A razão pela qual me mantive marxista não é pela crença numa nova classe operária conduzida pelo partido leninista. Sou pessimista. Vejo na atual constelação global quatro antagonismos nos quais os problemas não podem ser resolvidos automaticamente a longo prazo, dentro da estrutura capitalista da democracia liberal.



Ecologia


A primeira das contradições é a ecologia. A persistência na maneira na qual o Estado lida com os paradigmas ecológicos – combinada com a infinita adaptabilidade do capitalismo – formula uma situação ainda mais catastrófica.
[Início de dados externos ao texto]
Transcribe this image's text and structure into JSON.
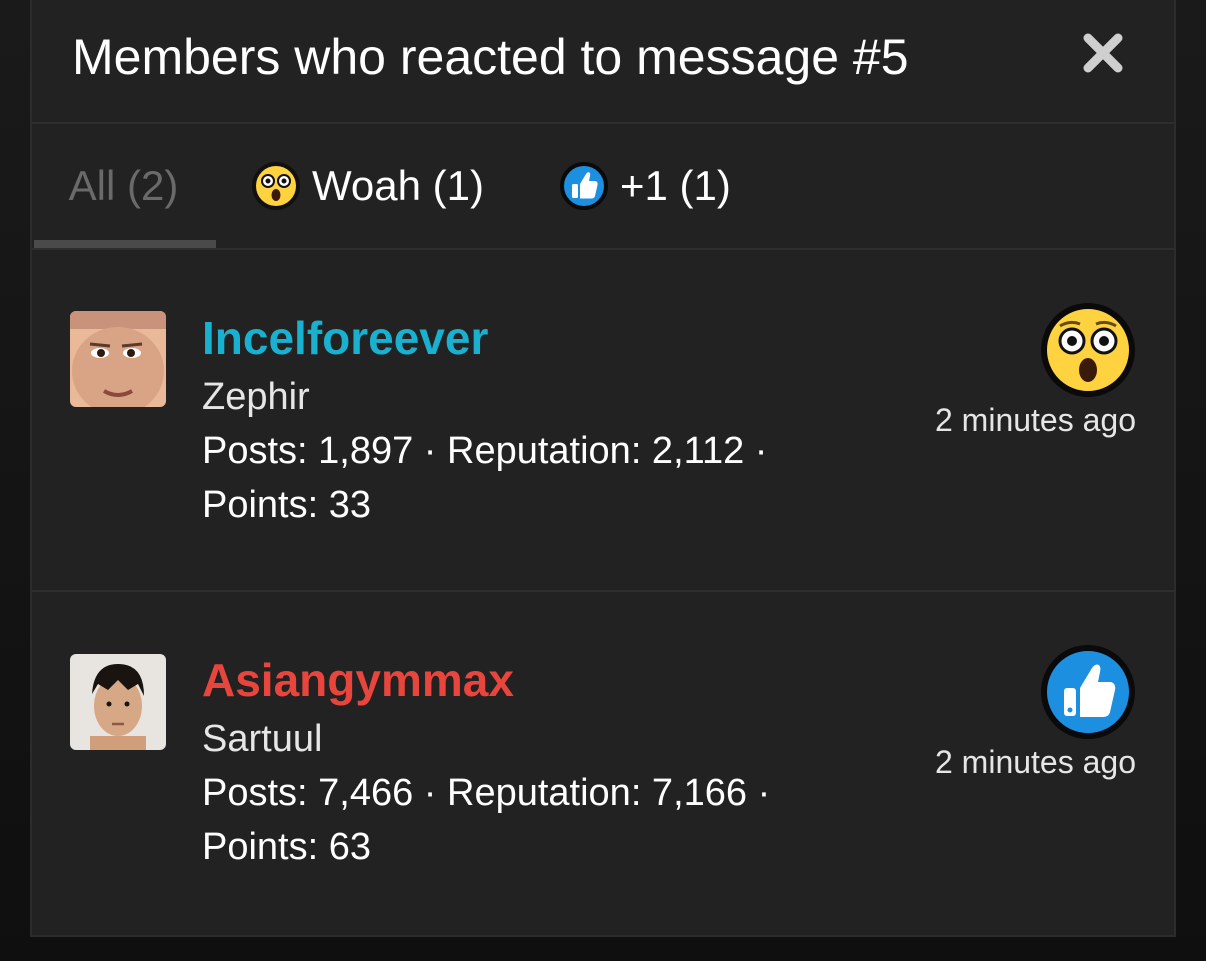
{
  "dialog": {
    "title": "Members who reacted to message #5"
  },
  "tabs": [
    {
      "label": "All (2)",
      "active": true
    },
    {
      "label": "Woah (1)",
      "icon": "woah-emoji-icon"
    },
    {
      "label": "+1 (1)",
      "icon": "thumbs-up-icon"
    }
  ],
  "members": [
    {
      "username": "Incelforeever",
      "username_color": "#1ab0d0",
      "user_title": "Zephir",
      "stats_line": "Posts: 1,897 · Reputation: 2,112 ·",
      "points_line": "Points: 33",
      "reaction_icon": "woah-emoji-icon",
      "time": "2 minutes ago"
    },
    {
      "username": "Asiangymmax",
      "username_color": "#e8453c",
      "user_title": "Sartuul",
      "stats_line": "Posts: 7,466 · Reputation: 7,166 ·",
      "points_line": "Points: 63",
      "reaction_icon": "thumbs-up-icon",
      "time": "2 minutes ago"
    }
  ],
  "colors": {
    "panel": "#222222",
    "text": "#ffffff",
    "muted": "#6a6a6a"
  }
}
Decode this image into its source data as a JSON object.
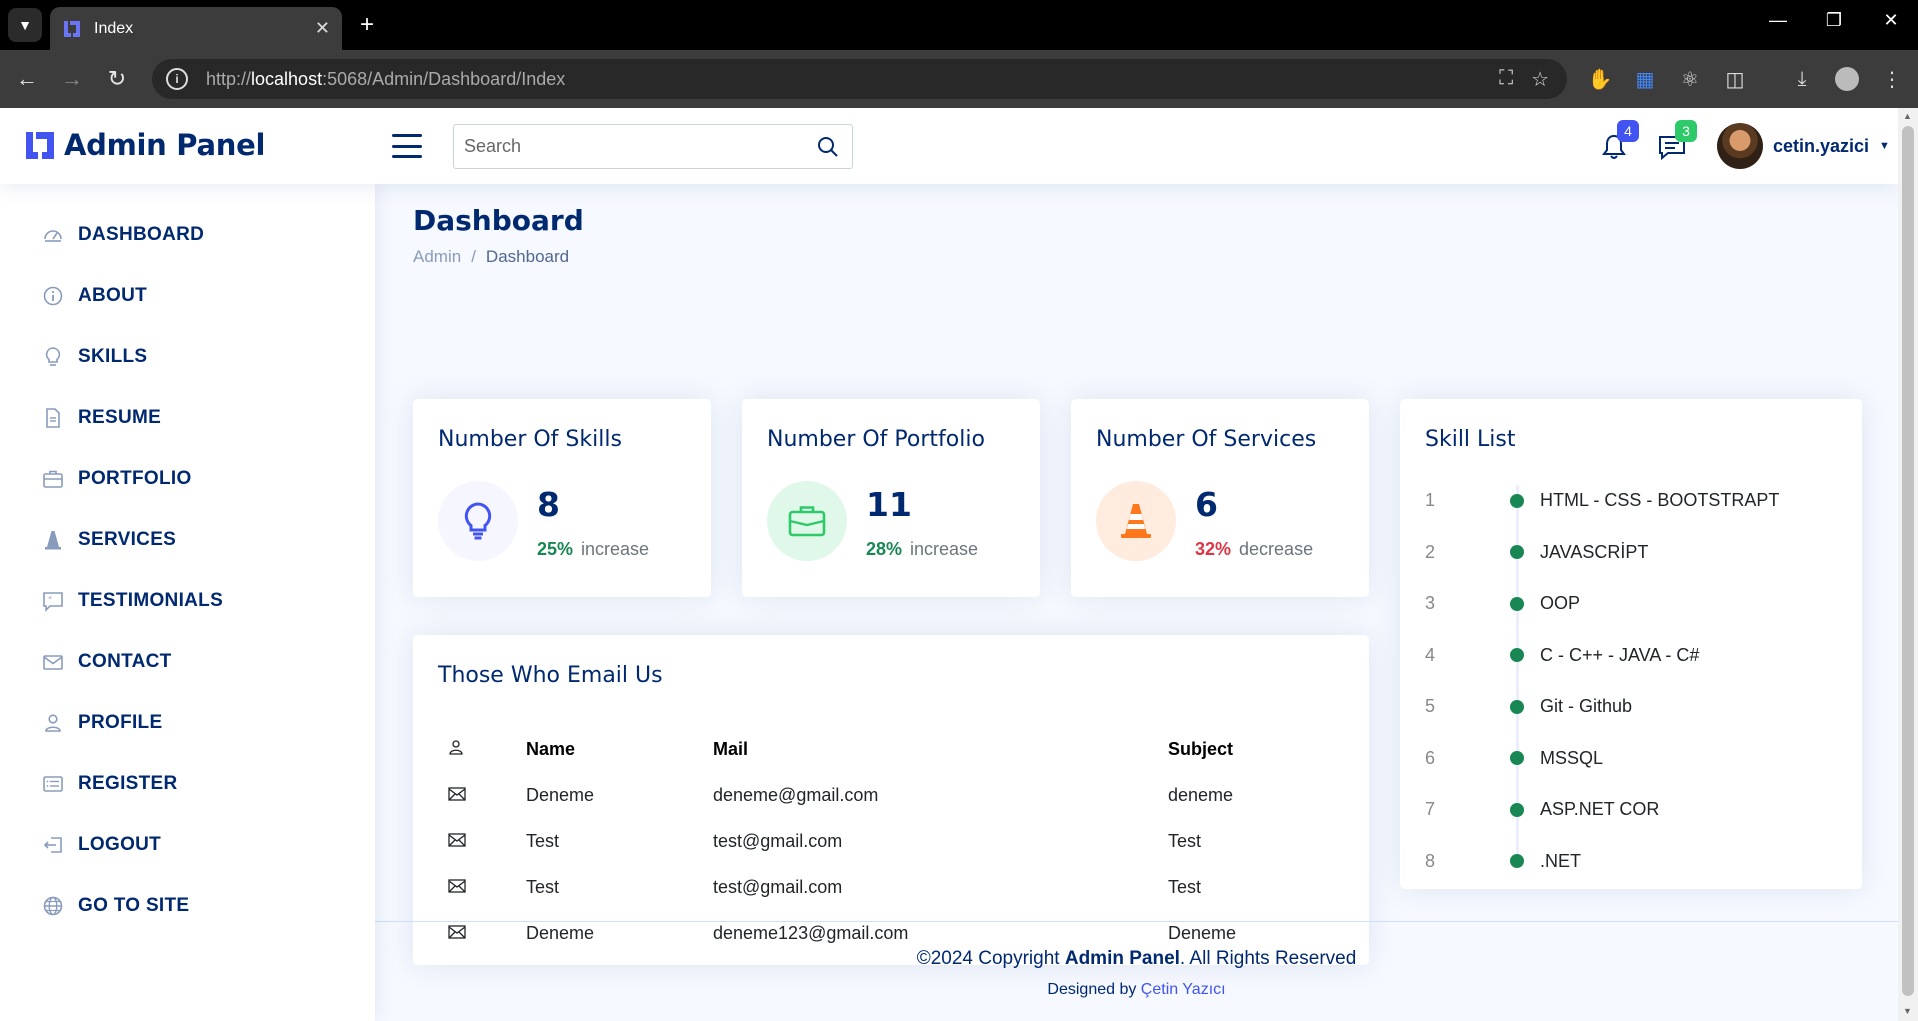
{
  "browser": {
    "tab_title": "Index",
    "url_host": "localhost",
    "url_rest": ":5068/Admin/Dashboard/Index",
    "url_scheme": "http://"
  },
  "header": {
    "brand": "Admin Panel",
    "search_placeholder": "Search",
    "notifications_count": "4",
    "messages_count": "3",
    "username": "cetin.yazici"
  },
  "sidebar": {
    "items": [
      {
        "label": "DASHBOARD",
        "icon": "speedometer-icon"
      },
      {
        "label": "ABOUT",
        "icon": "info-circle-icon"
      },
      {
        "label": "SKILLS",
        "icon": "lightbulb-icon"
      },
      {
        "label": "RESUME",
        "icon": "file-text-icon"
      },
      {
        "label": "PORTFOLIO",
        "icon": "briefcase-icon"
      },
      {
        "label": "SERVICES",
        "icon": "cone-icon"
      },
      {
        "label": "TESTIMONIALS",
        "icon": "chat-quote-icon"
      },
      {
        "label": "CONTACT",
        "icon": "envelope-icon"
      },
      {
        "label": "PROFILE",
        "icon": "person-icon"
      },
      {
        "label": "REGISTER",
        "icon": "card-list-icon"
      },
      {
        "label": "LOGOUT",
        "icon": "box-arrow-left-icon"
      },
      {
        "label": "GO TO SITE",
        "icon": "globe-icon"
      }
    ]
  },
  "page": {
    "title": "Dashboard",
    "breadcrumb": [
      "Admin",
      "Dashboard"
    ]
  },
  "cards": {
    "skills": {
      "title": "Number Of Skills",
      "value": "8",
      "pct": "25%",
      "change": "increase",
      "icon": "lightbulb-icon",
      "color": "#4154f1"
    },
    "portfolio": {
      "title": "Number Of Portfolio",
      "value": "11",
      "pct": "28%",
      "change": "increase",
      "icon": "briefcase-icon",
      "color": "#2eca6a"
    },
    "services": {
      "title": "Number Of Services",
      "value": "6",
      "pct": "32%",
      "change": "decrease",
      "icon": "cone-icon",
      "color": "#ff771d"
    }
  },
  "emails": {
    "title": "Those Who Email Us",
    "columns": [
      "Name",
      "Mail",
      "Subject"
    ],
    "rows": [
      {
        "name": "Deneme",
        "mail": "deneme@gmail.com",
        "subject": "deneme"
      },
      {
        "name": "Test",
        "mail": "test@gmail.com",
        "subject": "Test"
      },
      {
        "name": "Test",
        "mail": "test@gmail.com",
        "subject": "Test"
      },
      {
        "name": "Deneme",
        "mail": "deneme123@gmail.com",
        "subject": "Deneme"
      }
    ]
  },
  "skill_list": {
    "title": "Skill List",
    "items": [
      {
        "idx": "1",
        "name": "HTML - CSS - BOOTSTRAPT"
      },
      {
        "idx": "2",
        "name": "JAVASCRİPT"
      },
      {
        "idx": "3",
        "name": "OOP"
      },
      {
        "idx": "4",
        "name": "C - C++ - JAVA - C#"
      },
      {
        "idx": "5",
        "name": "Git - Github"
      },
      {
        "idx": "6",
        "name": "MSSQL"
      },
      {
        "idx": "7",
        "name": "ASP.NET COR"
      },
      {
        "idx": "8",
        "name": ".NET"
      }
    ]
  },
  "footer": {
    "copy_prefix": "©2024 Copyright ",
    "copy_brand": "Admin Panel",
    "copy_suffix": ". All Rights Reserved",
    "designed_by": "Designed by ",
    "designer": "Çetin Yazıcı"
  },
  "colors": {
    "primary": "#012970",
    "accent": "#4154f1",
    "success": "#198754",
    "danger": "#dc3545"
  }
}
Em uma nova catástrofe ecológica global, o capitalismo usaria a situação para abrir novas formas dinâmicas de investimentos. Com a tese do aquecimento global, por exemplo, e de áreas inteiras inabitáveis, poderíamos cinicamente imaginar empresas imobiliárias oferecendo boas e novas localizações para construir casas no Ártico ou na Antártica.

Mas não há qualquer ilusão aqui. A natureza dos riscos envolvidos na ecologia, fundamentalmente, impede uma solução de mercado. Por quê? O capitalismo é muito eficiente, mas funciona em condições sociais precisas. Ele implica numa confiança em mecanismos de mercado – a mão invisível – para garantir que a competição entre igualdades individuais trabalhe para o bem comum.
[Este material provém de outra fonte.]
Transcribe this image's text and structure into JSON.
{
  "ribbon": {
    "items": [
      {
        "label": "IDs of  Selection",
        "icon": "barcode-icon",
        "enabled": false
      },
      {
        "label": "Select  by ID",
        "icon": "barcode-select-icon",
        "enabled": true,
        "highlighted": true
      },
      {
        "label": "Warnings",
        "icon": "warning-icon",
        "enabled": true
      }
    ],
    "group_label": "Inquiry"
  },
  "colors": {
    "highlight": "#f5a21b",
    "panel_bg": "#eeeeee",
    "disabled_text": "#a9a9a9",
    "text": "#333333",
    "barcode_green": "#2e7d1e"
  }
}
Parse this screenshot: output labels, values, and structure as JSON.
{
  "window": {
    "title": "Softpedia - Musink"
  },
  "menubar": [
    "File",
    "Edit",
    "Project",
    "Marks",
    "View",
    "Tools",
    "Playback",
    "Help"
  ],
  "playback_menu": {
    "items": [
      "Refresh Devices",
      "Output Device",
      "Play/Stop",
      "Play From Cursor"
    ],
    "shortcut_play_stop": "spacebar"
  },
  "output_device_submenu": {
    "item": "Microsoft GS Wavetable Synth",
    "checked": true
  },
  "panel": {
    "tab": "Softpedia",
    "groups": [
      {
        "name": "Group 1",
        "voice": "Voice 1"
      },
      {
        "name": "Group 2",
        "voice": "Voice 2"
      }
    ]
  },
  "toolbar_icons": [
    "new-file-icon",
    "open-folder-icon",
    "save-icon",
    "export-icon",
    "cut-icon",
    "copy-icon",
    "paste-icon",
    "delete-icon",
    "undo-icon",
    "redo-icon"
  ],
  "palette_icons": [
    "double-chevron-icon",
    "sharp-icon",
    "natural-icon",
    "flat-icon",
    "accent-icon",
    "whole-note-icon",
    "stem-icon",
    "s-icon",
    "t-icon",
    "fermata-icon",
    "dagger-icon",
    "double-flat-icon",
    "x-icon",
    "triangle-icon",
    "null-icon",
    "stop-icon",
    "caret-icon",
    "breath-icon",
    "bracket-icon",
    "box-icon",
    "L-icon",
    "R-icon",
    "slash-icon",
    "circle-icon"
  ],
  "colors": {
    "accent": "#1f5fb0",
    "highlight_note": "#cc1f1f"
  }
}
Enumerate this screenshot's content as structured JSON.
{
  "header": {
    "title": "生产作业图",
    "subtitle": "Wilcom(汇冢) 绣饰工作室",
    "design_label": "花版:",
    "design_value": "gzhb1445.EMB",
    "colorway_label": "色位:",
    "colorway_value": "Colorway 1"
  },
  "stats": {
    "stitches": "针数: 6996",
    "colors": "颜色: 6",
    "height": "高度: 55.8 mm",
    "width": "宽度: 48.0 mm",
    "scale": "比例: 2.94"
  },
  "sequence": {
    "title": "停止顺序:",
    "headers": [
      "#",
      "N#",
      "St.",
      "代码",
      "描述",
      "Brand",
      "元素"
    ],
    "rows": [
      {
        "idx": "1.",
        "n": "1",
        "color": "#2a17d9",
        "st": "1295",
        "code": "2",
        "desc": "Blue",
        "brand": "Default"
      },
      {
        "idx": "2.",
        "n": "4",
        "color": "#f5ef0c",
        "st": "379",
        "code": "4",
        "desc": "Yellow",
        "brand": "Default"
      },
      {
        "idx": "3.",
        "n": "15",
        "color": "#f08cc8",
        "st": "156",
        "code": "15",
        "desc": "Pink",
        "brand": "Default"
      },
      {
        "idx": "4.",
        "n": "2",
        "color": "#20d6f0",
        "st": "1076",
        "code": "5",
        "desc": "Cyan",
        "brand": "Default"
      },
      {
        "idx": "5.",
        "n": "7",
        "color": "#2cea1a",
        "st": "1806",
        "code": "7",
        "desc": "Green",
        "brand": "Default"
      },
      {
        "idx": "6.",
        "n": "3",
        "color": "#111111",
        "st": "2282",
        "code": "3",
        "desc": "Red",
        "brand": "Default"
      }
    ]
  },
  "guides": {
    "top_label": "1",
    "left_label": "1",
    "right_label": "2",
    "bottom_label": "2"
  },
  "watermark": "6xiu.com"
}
No entanto, esses mecanismos funcionam apenas quando nossos atos individuais são parte do que – na velha linguagem hegeliana – chamamos de “substância social”: não importa o quê você faça, desencadeará uma contra ação – mesmo sendo uma catástrofe – e a vida continua, contrabalanceada por diferentes forças; então nós apenas animamos um processo social maior. Porém, estamos atingindo limites dessa lógica.
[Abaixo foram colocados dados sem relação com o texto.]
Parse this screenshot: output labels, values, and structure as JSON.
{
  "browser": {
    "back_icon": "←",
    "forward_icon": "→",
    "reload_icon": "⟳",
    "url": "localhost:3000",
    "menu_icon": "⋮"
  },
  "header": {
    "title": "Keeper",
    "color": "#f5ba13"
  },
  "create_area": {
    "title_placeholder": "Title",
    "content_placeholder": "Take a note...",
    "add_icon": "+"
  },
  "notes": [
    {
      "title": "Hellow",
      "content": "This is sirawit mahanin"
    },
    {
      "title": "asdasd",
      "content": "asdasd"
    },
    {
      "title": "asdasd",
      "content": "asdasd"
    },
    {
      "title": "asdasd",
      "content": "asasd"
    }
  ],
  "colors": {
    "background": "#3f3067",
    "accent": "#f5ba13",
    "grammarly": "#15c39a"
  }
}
Hoje, talvez pela primeira vez na humanidade, a ação de um único agente social e político pode modificar – e até mesmo interromper – todo um processo histórico global. Catástrofes atômicas ou qualquer coisa do tipo podem mudar tanto as coisas a ponto de não sermos mais capazes de jogar esse jogo chamado por Hegel de “tempo da consciência”: você faz algo errado, mas a história corrige. Pode ser simplesmente: você faz algo errado e dá tudo errado.

Isso formula um limite para soluções capitalistas de longo prazo porque o mercado funciona na base do erro e acerto – você tenta algo, outra pessoa faz diferente – e, a partir de tentativas sucessivas, soluções aparecem. Mas podemos imaginar ameaças de catástrofes nas quais não podemos arcar com lentos processos de erro e acerto.

Em outras palavras, o paradoxo é: somos onipotentes porque um único ato pode destruir todo o balanço do nosso ambiente, mas não sabemos como somos onipotentes; não podemos prever as consequências dos nossos atos. Nessa situação, o capitalismo não pode fazer seu trabalho.



Biogenética


A segunda contradição no capitalismo moderno é o desafio do desenvolvimento tecnológico e científico, especialmente na biogenética. A maior consequência dos avanços da biogenética é o fim da natureza. Ou seja, uma vez conhecida as regras da construção de um organismo natural – como se reproduz, seu genoma etc. –, esses organismos naturais são transformados em objetos passíveis de serem manipulados.

A natureza – humana e não-humana – é, dessa forma, dessubstancializada, destituída de sua impenetrável densidade. A natureza não é o que está fora, independentemente de nós; natureza é a densidade do sistema da vida, algo inconcebível. Isso está desaparecendo hoje.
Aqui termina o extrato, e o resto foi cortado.